At the pre-op appointment, Harris' surgeon explained what they were going to do. They planned to remove part of Harris' pelvis and thigh bone and replace it with bone from his lower right leg (fibula) which would be held in place with metal plates and pins.

The surgeon told us that Harris was the only patient in the UK to have this surgery.

The operation took 16 hours and when Harris came out of surgery they kept him in a medically induced coma for another four hours, so it was after midnight and 20 hours after he first went into surgery that I was able to see him. It was such a long day.

Harris was kept in intensive care for a week and then moved onto another ward for three weeks before he could come home. He had his lower right leg in a cast, from where the bone had been removed, and a body brace which covered his torso and both legs to hold his hip in place. He had to wear the body brace for four/five months, 24 hours a day. We were only able to take the brace off to give Harris' body a quick wash, and he was not allowed to move whilst we did this.

We were not sure if Harris would be able to walk after his surgery and were told that he would never play sports again. We had to adjust to a whole new way of life and make a lot of adaptations at home.

Harris was bedridden for months and we had to move his bed downstairs. He also needed help going to the toilet and getting dressed.

The bone that has been used to reconstruct Harris' leg was only thin and we were told there was a risk it could snap. This happened in November 2022 only a month or so after his surgery at the end of September.

He turned in bed and the bone snapped. Harris then had to spend another two weeks in hospital in traction. He then came home to recover all over again.

The brace had fixed Harris' leg in a position that, when he was standing naturally, his leg turned outward. We had to go back to hospital again to have this corrected.

In April 2023, Harris had more surgery, during which the surgeon broke and rotated Harris' bone and replaced the main pin.

Harris' left leg is growing faster than his right leg (the leg that has been operated on) and there is currently a three-centimetre difference in the leg lengths. To correct this, the surgeon has talked about taking some bone from Harris' left leg to use on his right leg, which Harris does not want.

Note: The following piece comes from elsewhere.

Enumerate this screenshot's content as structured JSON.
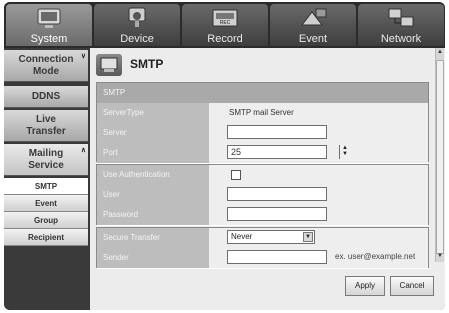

Our other options include using a hormone to slow the growth in his left leg or extending his shorter leg using pins and an external frame. We are yet to decide how this will be managed and he currently wears a wedge in his right shoe and a wedge added to the outside of his shoe to correct the difference.

Harris will need another surgery soon to replace a pin which is wearing thin, and he will need ongoing operations for the rest of his life.

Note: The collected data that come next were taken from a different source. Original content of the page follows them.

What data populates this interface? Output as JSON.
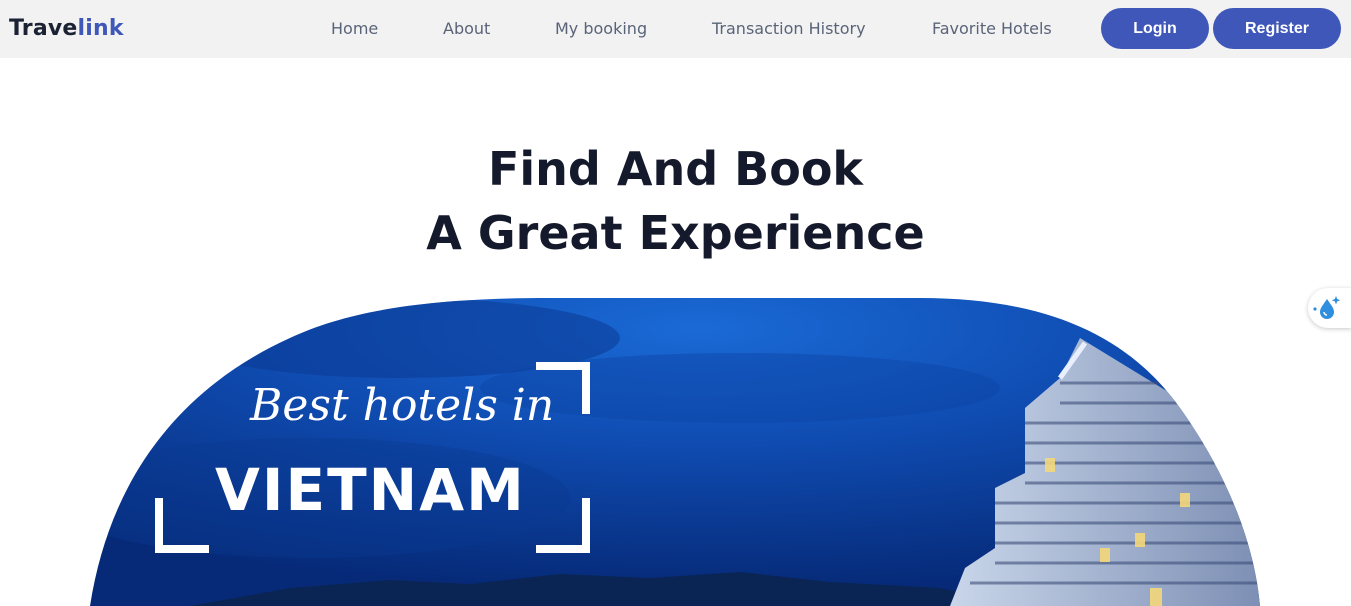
{
  "brand": {
    "part1": "Trave",
    "part2": "link"
  },
  "nav": {
    "items": [
      {
        "label": "Home"
      },
      {
        "label": "About"
      },
      {
        "label": "My booking"
      },
      {
        "label": "Transaction History"
      },
      {
        "label": "Favorite Hotels"
      }
    ],
    "login_label": "Login",
    "register_label": "Register"
  },
  "hero": {
    "line1": "Find And Book",
    "line2": "A Great Experience"
  },
  "banner": {
    "script_text": "Best hotels in",
    "country_text": "VIETNAM"
  },
  "widget": {
    "icon": "water-drop-sparkle-icon"
  },
  "colors": {
    "accent": "#3f57b8",
    "navbar_bg": "#f2f2f2",
    "heading": "#141a2b",
    "nav_text": "#5a6478"
  }
}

He swims twice a week to build up muscle strength in his right leg. He is currently having follow up appointments every three months, but these will change to six monthly after two years, and then yearly after four years until he is 21 years old.

Harris has made an exceptional recovery, and I am so proud of the way he has dealt with everything. He has had to learn to walk again, but he can walk, albeit with a slight limp due to the difference in leg lengths.

Despite what we were told originally, he has been able to take part in his PE lessons at school (with some adaptations). He still uses crutches at school and when he is out and about, but not at home.

He has been unable to play football with his friends like he used to, and his confidence has been knocked.

My message to other parents whose child is facing a bone cancer diagnosis is just to take each day as it comes. Awareness is so important. The sooner the cancer is caught, the less chance there is of it spreading.